The government did not only take into account the responsibility of saving human lives but also went deep into the nitty-gritty of a mechanism designed to safeguard and promote the national economy. He squeezed the entire gamut of economic policy in one short sentence viz “Jan Bhi hai Jahan Bhi hai”, a marked shift from his earlier slogan “Jan hai to Jahan hai”. This huge and frightening responsibility is discharged with meticulously so much so that the Prime Minister in a tweet appreciated a 73-yar old pensioner in far off Reasi of Jammu region for making thousands of masks from his pension money and two young sisters in Kashmir who went entreating the people to observe the guidelines given by the government. Rarely do we find precedence in the history of world democracy where the most popular leader heading the government has reached his countrymen at the grassroots level either through electronic media or through an official interface or personal tweets or fraternizing with them in their social functions, feasts, and national festivals. He has endeared himself to his nation and humanity at large.

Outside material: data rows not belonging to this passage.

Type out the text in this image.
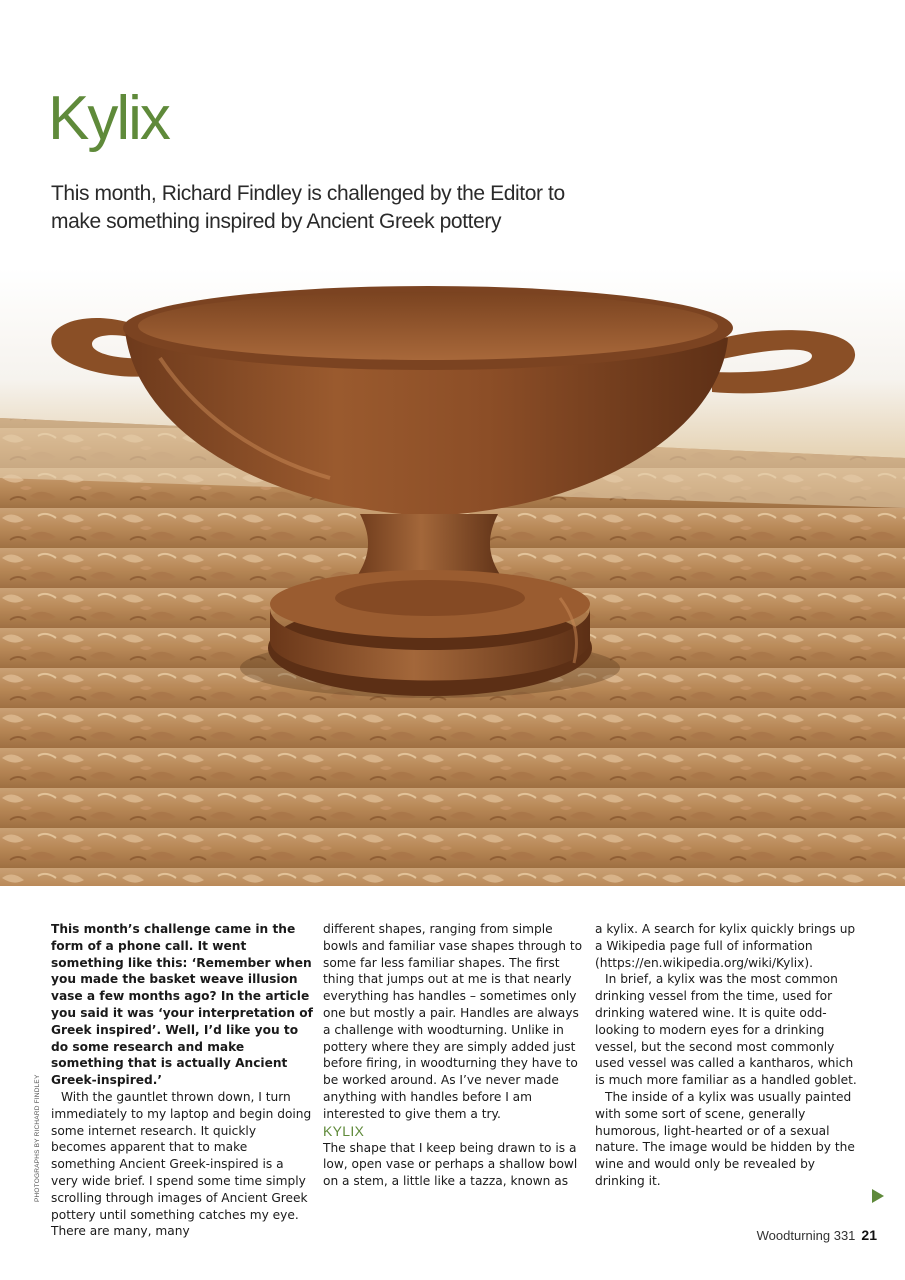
Kylix
This month, Richard Findley is challenged by the Editor to make something inspired by Ancient Greek pottery
PHOTOGRAPHS BY RICHARD FINDLEY

This month’s challenge came in the form of a phone call. It went something like this: ‘Remember when you made the basket weave illusion vase a few months ago? In the article you said it was ‘your interpretation of Greek inspired’. Well, I’d like you to do some research and make something that is actually Ancient Greek-inspired.’

With the gauntlet thrown down, I turn immediately to my laptop and begin doing some internet research. It quickly becomes apparent that to make something Ancient Greek-inspired is a very wide brief. I spend some time simply scrolling through images of Ancient Greek pottery until something catches my eye. There are many, many

different shapes, ranging from simple bowls and familiar vase shapes through to some far less familiar shapes. The first thing that jumps out at me is that nearly everything has handles – sometimes only one but mostly a pair. Handles are always a challenge with woodturning. Unlike in pottery where they are simply added just before firing, in woodturning they have to be worked around. As I’ve never made anything with handles before I am interested to give them a try.

KYLIX

The shape that I keep being drawn to is a low, open vase or perhaps a shallow bowl on a stem, a little like a tazza, known as

a kylix. A search for kylix quickly brings up a Wikipedia page full of information (https://en.wikipedia.org/wiki/Kylix).

In brief, a kylix was the most common drinking vessel from the time, used for drinking watered wine. It is quite odd-looking to modern eyes for a drinking vessel, but the second most commonly used vessel was called a kantharos, which is much more familiar as a handled goblet.

The inside of a kylix was usually painted with some sort of scene, generally humorous, light-hearted or of a sexual nature. The image would be hidden by the wine and would only be revealed by drinking it.

Woodturning 331 21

The tally till date (17 April, noon) is 424 dead and 12759 infected in a population of 130 million people. The losses would have been fewer but for a little carelessness of the visiting Tablighi missionaries and their local contacts. India is engaged in a pre-emptive strike on the COVID-19.

India will win the battle with minimum loss of life. India will recover fast her economy and bring prosperity to the nation. In Geeta, Lord Krishna says, ‘I am there where there is a sense of duty (dharma).” The sense of duty will make us emerge victorious from this dark and dismal happening. Prime Minister Modi has given a new definition to the concept of democracy which the world will have to acknowledge. The old order is collapsing and a new order will replace it.

Bipolarity is breaking and multi-polarity is the new mantra. The world economy will wriggle out of the clutches of monopolizes and a real commonwealth of nations will emerge. Congregational entreaty to divinity may be replaced by unaided communion between the man and his creator. And remember the bard sings, “Old order changeth yielding place to new/And God fulfils himself in many ways/ lest one good custom should corrupt the world.”
(The writer is the former Director of the Centre of Central Asian Studies, University of Kashmir).